In Jefferies’ recent “Assessing the Wider Implications of a Slimmer Society” report, the firm’s analysts underlined some of the key ways in which Glucagon-like peptide-1 receptor agonists (or GLP-1s) could affect the re/insurance sector.
According to the analysts, GLP-1s were originally approved for use in 2005 as a treatment for Type 2 diabetes, and have since proven to help manage the disease as well as functionally reduce appetites.
“The potential weight loss implications were not lost on the medical community. However, it wasn’t until semaglutide was approved in 2017, with an indication for weight loss specifically approved in 2021, and a subsequent study showing CV risk improvement, that it properly captured the attention of the masses,” Jefferies explained.
The firm’s analysts noted that public enthusiasm for GLP-1 use as a weight loss treatment has “yet to lose steam,” with the firm’s healthcare teams forecasting it could be a >$100bn global market, with uptake rapidly rising through the end of the decade.
In the report, one analyst said that a “lighter, healthier population would be a net positive for the US life insurance sector, with the caveat that trends in the insured population mirror trends in the overall population.”
They went on, “Improved health would likely lead to lower premiums, as more buyers of life insurance would qualify for better underwriting classes, but this impact would only be seen on new business.
“On in-force business, companies would benefit from delayed mortality, allowing life insurers to earn more investment income on reserves for longer periods of time.”
Jefferies highlighted that it would also expect a healthier population to drive improvements in morbidity, which could lower claims costs in products such as disability and long-term care.
“Improvements in morbidity would ultimately get reflected in pricing, though this impact would occur over time.

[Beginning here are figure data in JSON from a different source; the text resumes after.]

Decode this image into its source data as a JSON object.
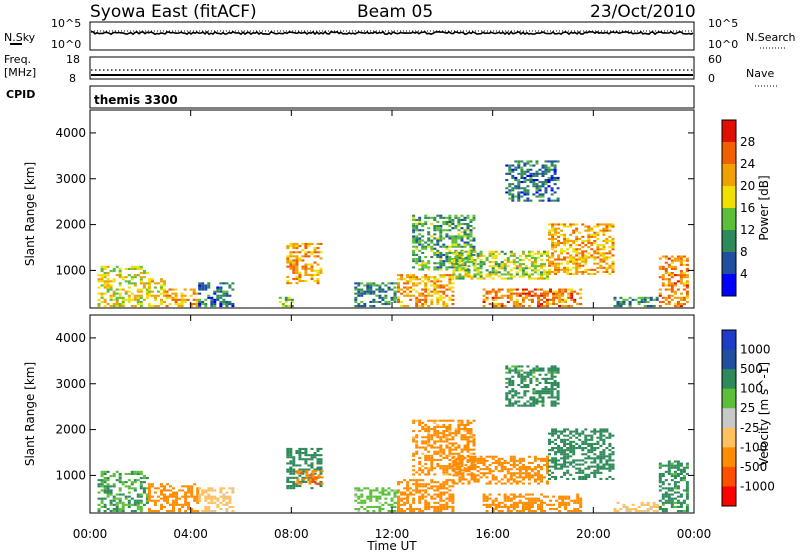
{
  "header": {
    "station": "Syowa East (fitACF)",
    "beam": "Beam 05",
    "date": "23/Oct/2010"
  },
  "top_panels": {
    "noise": {
      "left_label": "N.Sky",
      "right_label": "N.Search",
      "left_ticks": [
        "10^5",
        "10^0"
      ],
      "right_ticks": [
        "10^5",
        "10^0"
      ]
    },
    "freq": {
      "left_label_line1": "Freq.",
      "left_label_line2": "[MHz]",
      "right_label": "Nave",
      "left_ticks": [
        "18",
        "8"
      ],
      "right_ticks": [
        "60",
        "0"
      ]
    },
    "cpid": {
      "label": "CPID",
      "program": "themis 3300"
    }
  },
  "colors": {
    "power_scale": [
      "#0000ff",
      "#1e4fa0",
      "#2f8a5a",
      "#5cbf3a",
      "#f0e000",
      "#f0a000",
      "#f06000",
      "#e01000"
    ],
    "velocity_scale": [
      "#ff0000",
      "#ff5000",
      "#ff8c00",
      "#ffc060",
      "#c8c8c8",
      "#5cbf3a",
      "#2f8a5a",
      "#1e4fa0",
      "#1e3cc8"
    ]
  },
  "chart_data": [
    {
      "type": "heatmap",
      "title": "",
      "xlabel": "",
      "ylabel": "Slant Range [km]",
      "xticks": [
        "00:00",
        "04:00",
        "08:00",
        "12:00",
        "16:00",
        "20:00",
        "00:00"
      ],
      "yticks": [
        "1000",
        "2000",
        "3000",
        "4000"
      ],
      "ylim": [
        180,
        4500
      ],
      "colorbar": {
        "label": "Power [dB]",
        "ticks": [
          "4",
          "8",
          "12",
          "16",
          "20",
          "24",
          "28"
        ],
        "range": [
          0,
          30
        ]
      },
      "regions": [
        {
          "t": [
            0.3,
            2.3
          ],
          "r": [
            200,
            1100
          ],
          "v": 18
        },
        {
          "t": [
            2.3,
            3.0
          ],
          "r": [
            200,
            800
          ],
          "v": 20
        },
        {
          "t": [
            3.0,
            4.3
          ],
          "r": [
            200,
            600
          ],
          "v": 22
        },
        {
          "t": [
            4.3,
            5.7
          ],
          "r": [
            200,
            700
          ],
          "v": 8
        },
        {
          "t": [
            7.5,
            8.0
          ],
          "r": [
            200,
            400
          ],
          "v": 14
        },
        {
          "t": [
            7.8,
            9.2
          ],
          "r": [
            700,
            1600
          ],
          "v": 22
        },
        {
          "t": [
            10.5,
            12.2
          ],
          "r": [
            200,
            700
          ],
          "v": 10
        },
        {
          "t": [
            12.2,
            14.4
          ],
          "r": [
            200,
            900
          ],
          "v": 22
        },
        {
          "t": [
            12.8,
            15.2
          ],
          "r": [
            1000,
            2200
          ],
          "v": 12
        },
        {
          "t": [
            14.4,
            18.2
          ],
          "r": [
            800,
            1400
          ],
          "v": 16
        },
        {
          "t": [
            15.6,
            19.5
          ],
          "r": [
            200,
            600
          ],
          "v": 24
        },
        {
          "t": [
            16.5,
            18.6
          ],
          "r": [
            2500,
            3400
          ],
          "v": 8
        },
        {
          "t": [
            18.2,
            20.8
          ],
          "r": [
            900,
            2000
          ],
          "v": 22
        },
        {
          "t": [
            20.8,
            22.6
          ],
          "r": [
            200,
            400
          ],
          "v": 10
        },
        {
          "t": [
            22.6,
            23.8
          ],
          "r": [
            200,
            1300
          ],
          "v": 24
        }
      ]
    },
    {
      "type": "heatmap",
      "title": "",
      "xlabel": "Time UT",
      "ylabel": "Slant Range [km]",
      "xticks": [
        "00:00",
        "04:00",
        "08:00",
        "12:00",
        "16:00",
        "20:00",
        "00:00"
      ],
      "yticks": [
        "1000",
        "2000",
        "3000",
        "4000"
      ],
      "ylim": [
        180,
        4500
      ],
      "colorbar": {
        "label": "Velocity [m s^-1]",
        "ticks": [
          "1000",
          "500",
          "100",
          "25",
          "-25",
          "-100",
          "-500",
          "-1000"
        ]
      },
      "regions": [
        {
          "t": [
            0.3,
            2.3
          ],
          "r": [
            200,
            1100
          ],
          "v": 100
        },
        {
          "t": [
            2.3,
            4.3
          ],
          "r": [
            200,
            800
          ],
          "v": -300
        },
        {
          "t": [
            4.3,
            5.7
          ],
          "r": [
            200,
            700
          ],
          "v": -60
        },
        {
          "t": [
            7.8,
            9.2
          ],
          "r": [
            700,
            1600
          ],
          "v": 300
        },
        {
          "t": [
            8.2,
            9.2
          ],
          "r": [
            800,
            1100
          ],
          "v": -400
        },
        {
          "t": [
            10.5,
            12.2
          ],
          "r": [
            200,
            700
          ],
          "v": 60
        },
        {
          "t": [
            12.2,
            14.4
          ],
          "r": [
            200,
            900
          ],
          "v": -300
        },
        {
          "t": [
            12.8,
            15.2
          ],
          "r": [
            1000,
            2200
          ],
          "v": -150
        },
        {
          "t": [
            14.4,
            18.2
          ],
          "r": [
            800,
            1400
          ],
          "v": -200
        },
        {
          "t": [
            15.6,
            19.5
          ],
          "r": [
            200,
            600
          ],
          "v": -300
        },
        {
          "t": [
            16.5,
            18.6
          ],
          "r": [
            2500,
            3400
          ],
          "v": 150
        },
        {
          "t": [
            18.2,
            20.8
          ],
          "r": [
            900,
            2000
          ],
          "v": 200
        },
        {
          "t": [
            20.8,
            22.6
          ],
          "r": [
            200,
            400
          ],
          "v": -50
        },
        {
          "t": [
            22.6,
            23.8
          ],
          "r": [
            200,
            1300
          ],
          "v": 150
        }
      ]
    }
  ]
}
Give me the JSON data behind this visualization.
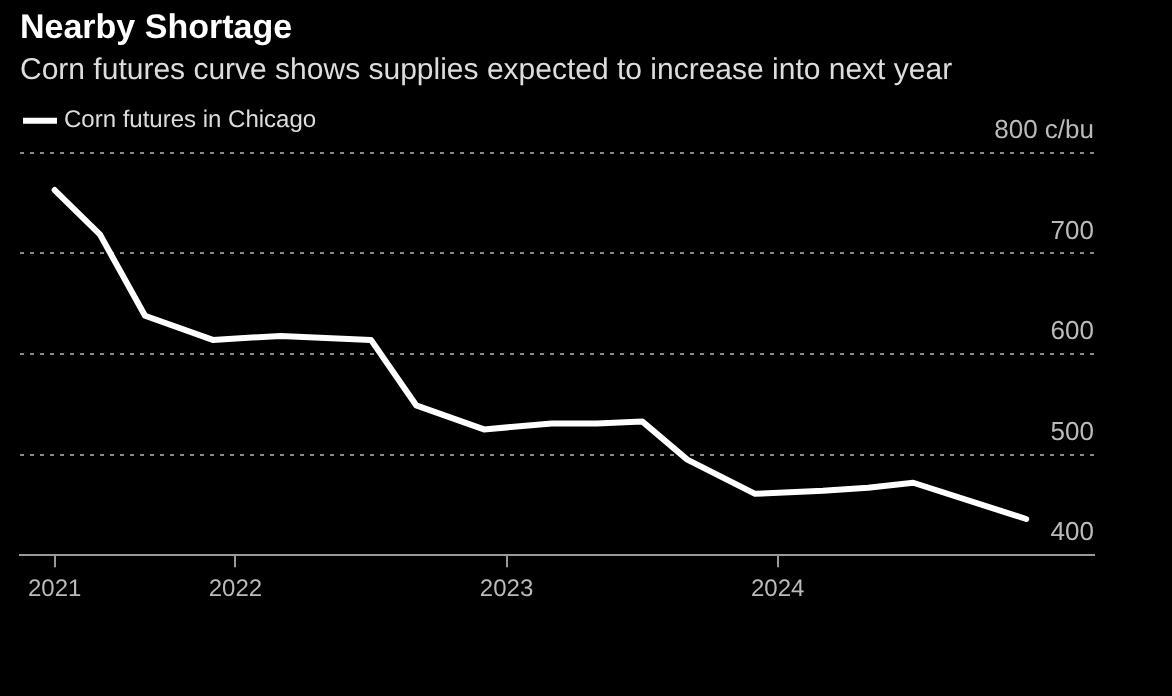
{
  "chart_data": {
    "type": "line",
    "title": "Nearby Shortage",
    "subtitle": "Corn futures curve shows supplies expected to increase into next year",
    "x": [
      "2021-05",
      "2021-07",
      "2021-09",
      "2021-12",
      "2022-03",
      "2022-05",
      "2022-07",
      "2022-09",
      "2022-12",
      "2023-03",
      "2023-05",
      "2023-07",
      "2023-09",
      "2023-12",
      "2024-03",
      "2024-05",
      "2024-07",
      "2024-12"
    ],
    "series": [
      {
        "name": "Corn futures in Chicago",
        "color": "#ffffff",
        "values": [
          763,
          719,
          638,
          614,
          618,
          616,
          614,
          549,
          525,
          531,
          531,
          533,
          495,
          461,
          464,
          467,
          472,
          436
        ]
      }
    ],
    "xlim": [
      "2021-03-15",
      "2025-03"
    ],
    "xticks": [
      {
        "value": "2021-05",
        "label": "2021"
      },
      {
        "value": "2022-01",
        "label": "2022"
      },
      {
        "value": "2023-01",
        "label": "2023"
      },
      {
        "value": "2024-01",
        "label": "2024"
      }
    ],
    "ylim": [
      400,
      800
    ],
    "yticks": [
      400,
      500,
      600,
      700,
      {
        "value": 800,
        "label": "800 c/bu"
      }
    ],
    "grid": "y",
    "legend": "top left",
    "marker": "none",
    "line_style": "solid"
  }
}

Going the other way, however, increases in longevity from improved health could increase claims costs in products such as pension risk transfer and income annuities,” the report observed.
Another analyst said that they expect GLP-1 drugs to “positively impact the life insurance space,” adding that a continued lowering of death rates will improve profitability and that demand is unlikely to change as it is driven by growth in liabilities that need coverage.
This analyst continued, “Additionally, prices are unlikely to fall as this remains a push rather than pull product, meaning distribution costs are driving price. However, the impacts on health insurance are mixed. A healthier population should have a reduced claims burden by reducing hospital visits, but this means lower premium rates to compensate for the lower risk.
“That said, health insurance affordability has been an issue so there could be an offsetting effect through increased demand. Furthermore, lower obesity rates will reduce the strain on the NHS, limiting the need for private coverage.
“Annuities should be negatively impacted as longer life spans will lift the cost of providing LT pensions. Additionally, liabilities with a longer duration than available assets carry a hefty capital charge.”